1. This appeal was transferred to this Court from the Tenth Court of Appeals by order of the Texas Supreme Court. See Tex. Gov't Code Ann. § 22.220(a) (West, Westlaw through 2015 R.S.) (delineating the jurisdiction of appellate courts); id. 73.001 (West, Westlaw through 2015 R.S.) (granting the supreme court the authority to transfer cases from one court of appeals to another at any time that there is “good cause” for the transfer).
2. The Texas Court of Criminal Appeals has held that “the pro se response need not comply with the rules of appellate procedure in order to be considered. Rather, the response should identify for the court those issues which the indigent appellant believes the court should consider in deciding whether the case presents any meritorious issues.” In re Schulman, 252 S.W.3d 403, 409 n.23 (Tex.Crim.App.2008) (quoting Wilson v. State, 955 S.W.2d 693, 696–97 (Tex.App.—Waco 1997, no pet.)).

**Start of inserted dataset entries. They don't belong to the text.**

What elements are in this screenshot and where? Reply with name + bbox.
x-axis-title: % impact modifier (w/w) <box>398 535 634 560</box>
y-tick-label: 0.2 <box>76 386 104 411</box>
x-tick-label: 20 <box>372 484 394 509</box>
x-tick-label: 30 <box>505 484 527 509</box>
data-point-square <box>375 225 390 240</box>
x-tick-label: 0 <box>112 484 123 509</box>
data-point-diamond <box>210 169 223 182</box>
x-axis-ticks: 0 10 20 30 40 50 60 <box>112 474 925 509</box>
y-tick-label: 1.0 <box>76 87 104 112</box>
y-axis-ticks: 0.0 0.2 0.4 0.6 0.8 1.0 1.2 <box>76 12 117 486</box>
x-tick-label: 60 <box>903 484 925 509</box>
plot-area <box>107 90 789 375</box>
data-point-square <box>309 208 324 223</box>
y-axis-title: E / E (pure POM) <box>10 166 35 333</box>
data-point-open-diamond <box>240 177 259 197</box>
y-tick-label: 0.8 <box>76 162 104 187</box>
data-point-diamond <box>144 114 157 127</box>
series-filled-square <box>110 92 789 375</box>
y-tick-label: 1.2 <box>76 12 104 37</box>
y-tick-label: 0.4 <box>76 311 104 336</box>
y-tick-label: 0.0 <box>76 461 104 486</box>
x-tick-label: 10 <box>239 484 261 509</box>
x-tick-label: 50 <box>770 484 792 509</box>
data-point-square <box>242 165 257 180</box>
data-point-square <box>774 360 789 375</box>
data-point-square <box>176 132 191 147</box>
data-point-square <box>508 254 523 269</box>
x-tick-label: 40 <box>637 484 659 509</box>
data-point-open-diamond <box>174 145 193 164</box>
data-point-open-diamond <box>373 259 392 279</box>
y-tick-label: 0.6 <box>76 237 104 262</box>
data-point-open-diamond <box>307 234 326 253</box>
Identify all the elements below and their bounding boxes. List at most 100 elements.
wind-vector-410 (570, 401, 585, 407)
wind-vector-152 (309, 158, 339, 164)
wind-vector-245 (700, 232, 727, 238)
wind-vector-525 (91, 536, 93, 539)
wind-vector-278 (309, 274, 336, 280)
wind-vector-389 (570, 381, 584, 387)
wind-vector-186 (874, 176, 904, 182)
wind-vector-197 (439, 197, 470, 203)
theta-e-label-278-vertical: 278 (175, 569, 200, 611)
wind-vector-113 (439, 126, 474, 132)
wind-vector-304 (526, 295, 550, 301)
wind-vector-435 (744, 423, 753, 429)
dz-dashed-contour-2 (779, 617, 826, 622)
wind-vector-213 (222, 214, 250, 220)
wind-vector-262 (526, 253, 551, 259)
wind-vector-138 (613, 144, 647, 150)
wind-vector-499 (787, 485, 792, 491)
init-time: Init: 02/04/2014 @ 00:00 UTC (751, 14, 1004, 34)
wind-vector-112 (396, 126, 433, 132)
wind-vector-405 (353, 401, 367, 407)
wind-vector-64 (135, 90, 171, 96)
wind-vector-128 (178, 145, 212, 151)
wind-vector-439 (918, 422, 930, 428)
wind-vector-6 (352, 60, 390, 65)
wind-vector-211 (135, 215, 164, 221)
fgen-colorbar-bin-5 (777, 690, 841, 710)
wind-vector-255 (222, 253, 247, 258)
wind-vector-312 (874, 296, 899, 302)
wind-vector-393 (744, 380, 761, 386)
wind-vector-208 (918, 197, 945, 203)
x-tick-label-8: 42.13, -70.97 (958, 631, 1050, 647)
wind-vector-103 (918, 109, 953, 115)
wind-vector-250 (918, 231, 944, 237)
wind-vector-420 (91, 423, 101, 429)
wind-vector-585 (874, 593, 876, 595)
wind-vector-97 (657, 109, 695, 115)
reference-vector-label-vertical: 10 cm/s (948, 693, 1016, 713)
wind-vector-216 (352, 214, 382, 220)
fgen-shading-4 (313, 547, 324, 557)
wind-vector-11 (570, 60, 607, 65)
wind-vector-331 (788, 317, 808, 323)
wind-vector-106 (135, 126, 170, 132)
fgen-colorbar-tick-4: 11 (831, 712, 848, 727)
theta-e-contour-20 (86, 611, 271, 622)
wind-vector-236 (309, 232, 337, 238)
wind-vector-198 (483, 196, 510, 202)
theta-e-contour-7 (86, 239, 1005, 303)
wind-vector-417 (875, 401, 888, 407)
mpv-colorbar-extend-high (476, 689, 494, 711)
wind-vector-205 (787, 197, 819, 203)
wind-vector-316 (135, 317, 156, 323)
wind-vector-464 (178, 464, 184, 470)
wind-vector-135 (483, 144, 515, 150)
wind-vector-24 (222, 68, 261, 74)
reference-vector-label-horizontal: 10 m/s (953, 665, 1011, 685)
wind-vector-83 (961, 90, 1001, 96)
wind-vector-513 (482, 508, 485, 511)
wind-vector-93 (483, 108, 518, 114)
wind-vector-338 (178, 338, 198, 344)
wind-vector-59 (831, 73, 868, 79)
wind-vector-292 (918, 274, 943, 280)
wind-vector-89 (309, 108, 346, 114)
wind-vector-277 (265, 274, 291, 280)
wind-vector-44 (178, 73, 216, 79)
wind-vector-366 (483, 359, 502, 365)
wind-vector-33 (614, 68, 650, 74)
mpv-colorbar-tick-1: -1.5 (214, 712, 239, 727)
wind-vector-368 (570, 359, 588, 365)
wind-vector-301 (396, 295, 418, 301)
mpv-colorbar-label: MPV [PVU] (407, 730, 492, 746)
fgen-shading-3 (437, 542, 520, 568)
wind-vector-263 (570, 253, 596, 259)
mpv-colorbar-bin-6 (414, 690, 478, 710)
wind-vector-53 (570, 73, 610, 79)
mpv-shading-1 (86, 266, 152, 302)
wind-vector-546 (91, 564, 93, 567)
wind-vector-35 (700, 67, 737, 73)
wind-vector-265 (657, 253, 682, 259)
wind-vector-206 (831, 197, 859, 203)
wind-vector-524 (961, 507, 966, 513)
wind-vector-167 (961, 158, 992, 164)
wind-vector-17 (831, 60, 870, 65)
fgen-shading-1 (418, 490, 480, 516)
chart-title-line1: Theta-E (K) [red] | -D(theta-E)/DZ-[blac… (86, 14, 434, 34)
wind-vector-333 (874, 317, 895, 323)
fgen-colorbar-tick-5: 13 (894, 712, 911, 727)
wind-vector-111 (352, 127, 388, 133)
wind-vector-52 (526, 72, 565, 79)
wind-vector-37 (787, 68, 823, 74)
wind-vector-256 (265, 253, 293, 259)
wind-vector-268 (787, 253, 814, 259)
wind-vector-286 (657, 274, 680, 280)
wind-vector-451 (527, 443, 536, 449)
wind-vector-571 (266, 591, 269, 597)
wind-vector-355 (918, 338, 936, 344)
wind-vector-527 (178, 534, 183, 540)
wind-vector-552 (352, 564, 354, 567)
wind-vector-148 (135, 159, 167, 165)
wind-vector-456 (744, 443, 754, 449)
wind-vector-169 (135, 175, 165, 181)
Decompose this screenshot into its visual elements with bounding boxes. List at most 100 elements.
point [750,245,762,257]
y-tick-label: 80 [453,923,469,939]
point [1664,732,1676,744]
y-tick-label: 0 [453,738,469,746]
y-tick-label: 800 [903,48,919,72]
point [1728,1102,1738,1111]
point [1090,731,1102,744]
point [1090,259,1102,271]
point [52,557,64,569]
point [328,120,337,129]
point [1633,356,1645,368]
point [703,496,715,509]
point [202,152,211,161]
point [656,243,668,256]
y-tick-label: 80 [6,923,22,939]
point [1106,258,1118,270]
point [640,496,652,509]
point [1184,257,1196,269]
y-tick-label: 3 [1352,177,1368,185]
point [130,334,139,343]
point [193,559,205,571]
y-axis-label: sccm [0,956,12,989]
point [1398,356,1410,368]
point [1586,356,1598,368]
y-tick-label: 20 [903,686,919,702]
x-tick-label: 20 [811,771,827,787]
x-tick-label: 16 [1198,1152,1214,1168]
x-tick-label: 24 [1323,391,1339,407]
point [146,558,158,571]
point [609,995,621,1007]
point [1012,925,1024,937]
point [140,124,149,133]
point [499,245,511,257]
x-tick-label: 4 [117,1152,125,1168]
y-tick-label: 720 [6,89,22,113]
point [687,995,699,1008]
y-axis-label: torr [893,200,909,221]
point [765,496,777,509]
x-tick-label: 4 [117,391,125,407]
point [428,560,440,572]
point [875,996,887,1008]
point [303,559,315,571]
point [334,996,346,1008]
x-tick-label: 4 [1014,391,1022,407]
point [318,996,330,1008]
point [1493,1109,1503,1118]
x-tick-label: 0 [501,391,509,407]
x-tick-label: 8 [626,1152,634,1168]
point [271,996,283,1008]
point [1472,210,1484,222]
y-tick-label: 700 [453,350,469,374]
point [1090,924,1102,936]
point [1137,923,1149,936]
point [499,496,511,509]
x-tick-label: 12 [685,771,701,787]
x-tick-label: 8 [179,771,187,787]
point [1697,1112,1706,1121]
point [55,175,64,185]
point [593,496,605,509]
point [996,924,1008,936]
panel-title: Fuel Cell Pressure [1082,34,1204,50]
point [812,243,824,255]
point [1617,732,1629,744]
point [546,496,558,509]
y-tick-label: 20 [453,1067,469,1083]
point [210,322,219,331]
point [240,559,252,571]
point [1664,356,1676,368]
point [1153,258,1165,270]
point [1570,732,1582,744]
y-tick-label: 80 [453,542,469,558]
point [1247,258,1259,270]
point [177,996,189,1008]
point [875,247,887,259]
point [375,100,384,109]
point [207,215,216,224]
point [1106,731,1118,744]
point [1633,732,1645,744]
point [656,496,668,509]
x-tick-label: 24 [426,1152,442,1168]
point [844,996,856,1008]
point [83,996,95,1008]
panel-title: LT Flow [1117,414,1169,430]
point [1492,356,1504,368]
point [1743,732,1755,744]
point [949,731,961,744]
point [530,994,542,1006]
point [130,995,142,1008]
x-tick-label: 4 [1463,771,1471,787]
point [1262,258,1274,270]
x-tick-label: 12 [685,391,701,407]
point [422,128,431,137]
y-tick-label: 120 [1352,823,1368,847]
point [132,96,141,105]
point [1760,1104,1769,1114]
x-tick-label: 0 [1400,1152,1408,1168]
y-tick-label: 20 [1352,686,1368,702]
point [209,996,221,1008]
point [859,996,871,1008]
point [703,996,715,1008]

3. No substitute counsel will be appointed. Should appellant wish to seek further review of this case by the Texas Court of Criminal Appeals, she must either retain an attorney to file a petition for discretionary review or file a pro se petition for discretionary review. Any petition for discretionary review must be filed within thirty days from the date of either this opinion or the last timely motion for rehearing or timely motion for en banc reconsideration that was overruled by this Court. See Tex.R.App. P. 68.2. Any petition for discretionary review must be filed with the Clerk of the Court of Criminal Appeals. See id. R. 68.3. Any petition for discretionary review should comply with the requirements of Texas Rule of Appellate Procedure 68.4. See id. R. 68.4.